I can find $\lim_{n \rightarrow \infty}a_n=0$. But I have no idea how to find $\lim_{n \rightarrow \infty} n\cdot a_n$. (In this problem, $\log$ denotes the natural logarithm.) Could you give me key idea about solving this problem?
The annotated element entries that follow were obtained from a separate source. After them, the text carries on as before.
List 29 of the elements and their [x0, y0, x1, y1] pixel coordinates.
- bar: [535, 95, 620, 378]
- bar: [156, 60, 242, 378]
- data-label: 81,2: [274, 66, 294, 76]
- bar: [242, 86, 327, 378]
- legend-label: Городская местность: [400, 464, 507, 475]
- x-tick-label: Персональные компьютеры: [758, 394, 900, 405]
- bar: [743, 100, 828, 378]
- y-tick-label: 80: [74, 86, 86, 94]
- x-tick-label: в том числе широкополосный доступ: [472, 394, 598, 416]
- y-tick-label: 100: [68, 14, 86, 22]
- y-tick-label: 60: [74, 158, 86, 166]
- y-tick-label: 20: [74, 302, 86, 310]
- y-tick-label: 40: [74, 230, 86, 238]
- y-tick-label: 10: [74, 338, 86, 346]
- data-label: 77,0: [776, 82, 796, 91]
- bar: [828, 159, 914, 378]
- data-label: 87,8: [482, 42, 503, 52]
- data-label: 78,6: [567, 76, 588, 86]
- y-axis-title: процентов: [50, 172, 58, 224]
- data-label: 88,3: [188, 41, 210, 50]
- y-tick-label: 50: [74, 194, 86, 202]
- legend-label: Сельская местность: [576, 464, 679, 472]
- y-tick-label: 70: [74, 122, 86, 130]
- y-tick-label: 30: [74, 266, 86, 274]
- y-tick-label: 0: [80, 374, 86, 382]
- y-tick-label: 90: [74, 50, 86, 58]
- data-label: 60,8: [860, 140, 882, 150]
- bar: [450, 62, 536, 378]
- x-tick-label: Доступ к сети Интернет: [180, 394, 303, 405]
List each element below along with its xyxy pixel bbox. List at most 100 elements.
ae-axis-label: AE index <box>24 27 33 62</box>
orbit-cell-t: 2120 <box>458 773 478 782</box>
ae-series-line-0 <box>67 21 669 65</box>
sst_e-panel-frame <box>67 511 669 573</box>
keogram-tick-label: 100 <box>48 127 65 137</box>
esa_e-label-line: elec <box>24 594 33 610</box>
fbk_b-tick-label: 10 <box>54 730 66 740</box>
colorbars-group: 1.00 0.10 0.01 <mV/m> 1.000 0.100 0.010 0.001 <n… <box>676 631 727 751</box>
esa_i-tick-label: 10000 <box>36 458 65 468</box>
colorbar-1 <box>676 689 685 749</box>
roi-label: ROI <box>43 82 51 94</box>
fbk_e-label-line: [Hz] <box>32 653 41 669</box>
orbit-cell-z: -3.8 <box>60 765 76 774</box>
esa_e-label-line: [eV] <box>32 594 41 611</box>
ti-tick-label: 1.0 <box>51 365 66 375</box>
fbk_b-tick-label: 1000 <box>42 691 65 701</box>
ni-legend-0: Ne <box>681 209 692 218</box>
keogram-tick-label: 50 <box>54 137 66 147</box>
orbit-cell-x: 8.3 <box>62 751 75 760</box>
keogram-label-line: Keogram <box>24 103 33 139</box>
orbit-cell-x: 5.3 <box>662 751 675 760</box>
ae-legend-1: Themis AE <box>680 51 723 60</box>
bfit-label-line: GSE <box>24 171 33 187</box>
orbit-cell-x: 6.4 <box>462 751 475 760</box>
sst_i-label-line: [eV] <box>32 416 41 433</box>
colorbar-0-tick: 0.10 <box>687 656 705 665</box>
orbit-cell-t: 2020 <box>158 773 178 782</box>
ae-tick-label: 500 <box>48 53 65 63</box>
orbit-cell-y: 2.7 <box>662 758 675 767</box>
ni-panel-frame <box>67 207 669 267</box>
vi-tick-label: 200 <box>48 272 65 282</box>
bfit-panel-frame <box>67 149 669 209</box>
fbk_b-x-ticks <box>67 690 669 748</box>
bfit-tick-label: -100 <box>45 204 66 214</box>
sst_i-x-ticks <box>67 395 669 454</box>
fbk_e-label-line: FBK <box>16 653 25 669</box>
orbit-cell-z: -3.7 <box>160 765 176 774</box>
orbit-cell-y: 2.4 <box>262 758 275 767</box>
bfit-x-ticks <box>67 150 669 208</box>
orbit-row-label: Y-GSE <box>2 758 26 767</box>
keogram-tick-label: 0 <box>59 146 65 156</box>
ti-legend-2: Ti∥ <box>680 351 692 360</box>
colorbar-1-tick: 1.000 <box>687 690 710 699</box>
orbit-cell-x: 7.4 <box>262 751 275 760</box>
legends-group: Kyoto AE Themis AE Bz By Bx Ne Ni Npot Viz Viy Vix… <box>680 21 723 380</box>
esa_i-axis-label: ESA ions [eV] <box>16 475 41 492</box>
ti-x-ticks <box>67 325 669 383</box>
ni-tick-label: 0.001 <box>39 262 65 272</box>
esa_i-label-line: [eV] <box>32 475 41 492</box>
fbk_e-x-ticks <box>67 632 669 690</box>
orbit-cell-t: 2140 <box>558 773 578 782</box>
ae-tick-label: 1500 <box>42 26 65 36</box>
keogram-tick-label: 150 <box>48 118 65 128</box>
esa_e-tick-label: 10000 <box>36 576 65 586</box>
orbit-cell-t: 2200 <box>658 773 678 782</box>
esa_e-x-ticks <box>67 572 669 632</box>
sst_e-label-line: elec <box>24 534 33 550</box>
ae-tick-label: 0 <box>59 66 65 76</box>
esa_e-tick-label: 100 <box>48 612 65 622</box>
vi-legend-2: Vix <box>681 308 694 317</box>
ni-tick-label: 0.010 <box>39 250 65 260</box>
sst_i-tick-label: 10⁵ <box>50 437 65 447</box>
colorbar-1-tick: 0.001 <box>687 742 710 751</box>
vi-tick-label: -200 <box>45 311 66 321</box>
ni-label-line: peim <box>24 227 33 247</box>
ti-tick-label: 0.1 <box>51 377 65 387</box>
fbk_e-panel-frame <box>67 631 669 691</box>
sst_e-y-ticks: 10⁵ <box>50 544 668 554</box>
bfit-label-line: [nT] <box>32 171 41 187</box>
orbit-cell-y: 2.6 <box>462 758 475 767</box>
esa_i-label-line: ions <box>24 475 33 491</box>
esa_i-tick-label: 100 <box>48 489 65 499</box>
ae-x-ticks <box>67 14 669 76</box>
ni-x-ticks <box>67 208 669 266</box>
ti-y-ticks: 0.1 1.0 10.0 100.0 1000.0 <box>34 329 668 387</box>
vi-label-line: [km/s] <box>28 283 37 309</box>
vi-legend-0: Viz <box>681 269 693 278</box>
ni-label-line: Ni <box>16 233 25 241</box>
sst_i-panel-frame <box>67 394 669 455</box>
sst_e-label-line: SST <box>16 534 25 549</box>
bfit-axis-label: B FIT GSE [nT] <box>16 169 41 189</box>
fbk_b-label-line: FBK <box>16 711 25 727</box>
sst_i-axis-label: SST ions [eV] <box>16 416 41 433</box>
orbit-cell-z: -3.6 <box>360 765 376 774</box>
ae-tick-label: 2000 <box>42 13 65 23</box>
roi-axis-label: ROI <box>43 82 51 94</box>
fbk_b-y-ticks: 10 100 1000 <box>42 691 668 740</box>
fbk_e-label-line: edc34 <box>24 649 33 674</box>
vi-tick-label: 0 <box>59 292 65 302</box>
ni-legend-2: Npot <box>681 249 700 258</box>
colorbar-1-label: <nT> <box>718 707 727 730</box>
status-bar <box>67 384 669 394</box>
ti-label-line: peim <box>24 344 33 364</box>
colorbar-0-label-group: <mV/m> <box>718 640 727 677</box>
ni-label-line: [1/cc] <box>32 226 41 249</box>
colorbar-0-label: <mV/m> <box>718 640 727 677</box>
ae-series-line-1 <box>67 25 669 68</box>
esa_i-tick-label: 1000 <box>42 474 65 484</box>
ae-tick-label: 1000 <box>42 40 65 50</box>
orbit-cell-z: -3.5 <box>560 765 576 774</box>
Using the Maclaurin series for $\log(1+x)$, the Stolz–Cesàro theorem, and the fact that $\lim_n a_n = 0$,
$$\begin{align*} \lim_n n\cdot a_n &=\lim_n\frac{n}{(a_n)^{-1}}\\ &=\lim_n\frac{(n+1)-n}{(a_{n+1})^{-1}-(a_n)^{-1}}\\ &=\lim_n\frac{a_n a_{n+1}}{a_n-a_{n+1}}\\ &=\lim_n\frac{a_n\log(1+a_n)}{a_n-\log(1+a_n)}\\ &=\lim_n\frac{(a_n)^2 -\frac12(a_n)^3+\frac13(a_n)^4-\cdots}{\frac12(a_n)^2-\frac13(a_n)^3+\frac14(a_n)^4-\cdots}\\ &=2\lim_n\frac{1 -\frac12a_n+\frac13(a_n)^2-\cdots}{1-\frac23a_n+\frac24(a_n)^2-\cdots}\\ &=2. \end{align*}$$
As an alternative to using the Maclaurin series, the limit $$\lim\limits_n\dfrac{a_n\log(1+a_n)}{a_n-\log(1+a_n)}=\lim_{x\to 0}\dfrac{x\log(1+x)}{x-\log(1+x)}=2$$ can be found with two applications of l'Hôpital's rule.